Puerto Rico Electric Contract Concerning, But Normal
The no-audit clause in the Whitefish Energy contract to restore electricity in Puerto Rico is a problem, and it actually highlights a bigger problem with many federal contracts. The clause prohibits the government from auditing contract costs and profits. While in the past such audit rights were standard practice in government contracting, they were largely dissolved during the industry-inspired “acquisition reform” era of the 1990s (under the Clinton Administration with lots of bipartisan help mainly from Members of Congress who are aligned with government contractor interests).
Thus, even if the Whitefish labor and per diem rates turn out to be high, the Puerto Rico Electric Power Authority (PREPA) is either stuck with the rates it agreed on, or PREPA would have to exercise the provision in the contract to amend them, which would be difficult because it requires Whitefish to agree. Audits are an important tool to protect the government, and improved contracting needs to start at the negotiation stage, including use of pricing proposal or pre-award audits of contractor proposals.

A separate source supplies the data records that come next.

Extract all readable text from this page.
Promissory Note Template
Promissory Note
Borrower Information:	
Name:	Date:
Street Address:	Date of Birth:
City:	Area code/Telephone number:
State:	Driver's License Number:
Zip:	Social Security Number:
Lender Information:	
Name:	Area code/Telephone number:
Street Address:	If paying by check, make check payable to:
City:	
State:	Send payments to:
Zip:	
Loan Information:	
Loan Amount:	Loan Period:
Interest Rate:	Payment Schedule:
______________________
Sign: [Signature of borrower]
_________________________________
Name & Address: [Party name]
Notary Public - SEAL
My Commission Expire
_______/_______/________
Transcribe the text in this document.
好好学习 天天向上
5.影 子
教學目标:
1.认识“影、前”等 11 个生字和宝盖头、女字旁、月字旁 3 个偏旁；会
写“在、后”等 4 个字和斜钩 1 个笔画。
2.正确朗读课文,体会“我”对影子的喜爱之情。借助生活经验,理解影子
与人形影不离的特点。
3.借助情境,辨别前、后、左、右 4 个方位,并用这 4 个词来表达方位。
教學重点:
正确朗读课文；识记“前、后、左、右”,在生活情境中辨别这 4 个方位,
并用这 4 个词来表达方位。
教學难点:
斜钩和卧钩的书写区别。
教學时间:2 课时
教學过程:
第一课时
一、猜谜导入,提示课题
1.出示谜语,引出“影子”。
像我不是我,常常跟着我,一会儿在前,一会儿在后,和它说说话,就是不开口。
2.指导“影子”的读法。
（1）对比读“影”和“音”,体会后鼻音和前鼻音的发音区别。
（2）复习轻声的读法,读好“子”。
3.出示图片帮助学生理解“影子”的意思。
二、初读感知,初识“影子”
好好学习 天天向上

If the PREPA-Whitefish clause is concerning, consider that so-called “commercial item” contracts throughout the federal government operate the same way, and have done so for over 20 years. That means more than $100 billion is spent annually without the government having any access to meaningful contractor cost or pricing information. Just like Puerto Rico, federal agencies are buying blind and the result is billions in wasteful spending. Simply stated: buyer beware; and unless Congress requires contractors to provide adequate support for costs or prices, Uncle Sam isn’t at liberty, under most circumstances, to see contractor cost and profit information.
Also, it should be noted that the no-audit no-review clause in the PREPA contract does not prevent investigations or audits by Congress or the Department of Homeland Security Inspector General. Nor does it prohibit audits of the work performed or the labor billed to the contract. However, absent fraud, the government has no mechanisms to recover money under the contract. For years, we have read inspector general reports that find the government is paying unreasonable prices, but little can be done because agencies agreed to them.
I share the concerns about PREPA waiving “any claims against” Whitefish for delays in the completion of work. While I hope that power is restored within a year, the waiver of a completion date prevents PREPA from holding Whitefish accountable, barring threat of contract termination. The waiver also raises concerns about whether Whitefish or its subcontractor workforce is prolonging the work to reach, and possibly extend, the contract’s $300 million ceiling.
Finally, the PREPA contract also highlights the longstanding problem with entering into contracts after a disaster strikes, when costs and demand are likely high. Had negotiations begun before Hurricane Maria spiraled out of control, there would have been more time to reach a better deal and avoid most of the concerns being raised. It’s impossible to have a powerful negotiation strategy in an electric restoration contract when you are dealing with that contract by cell phone flashlight.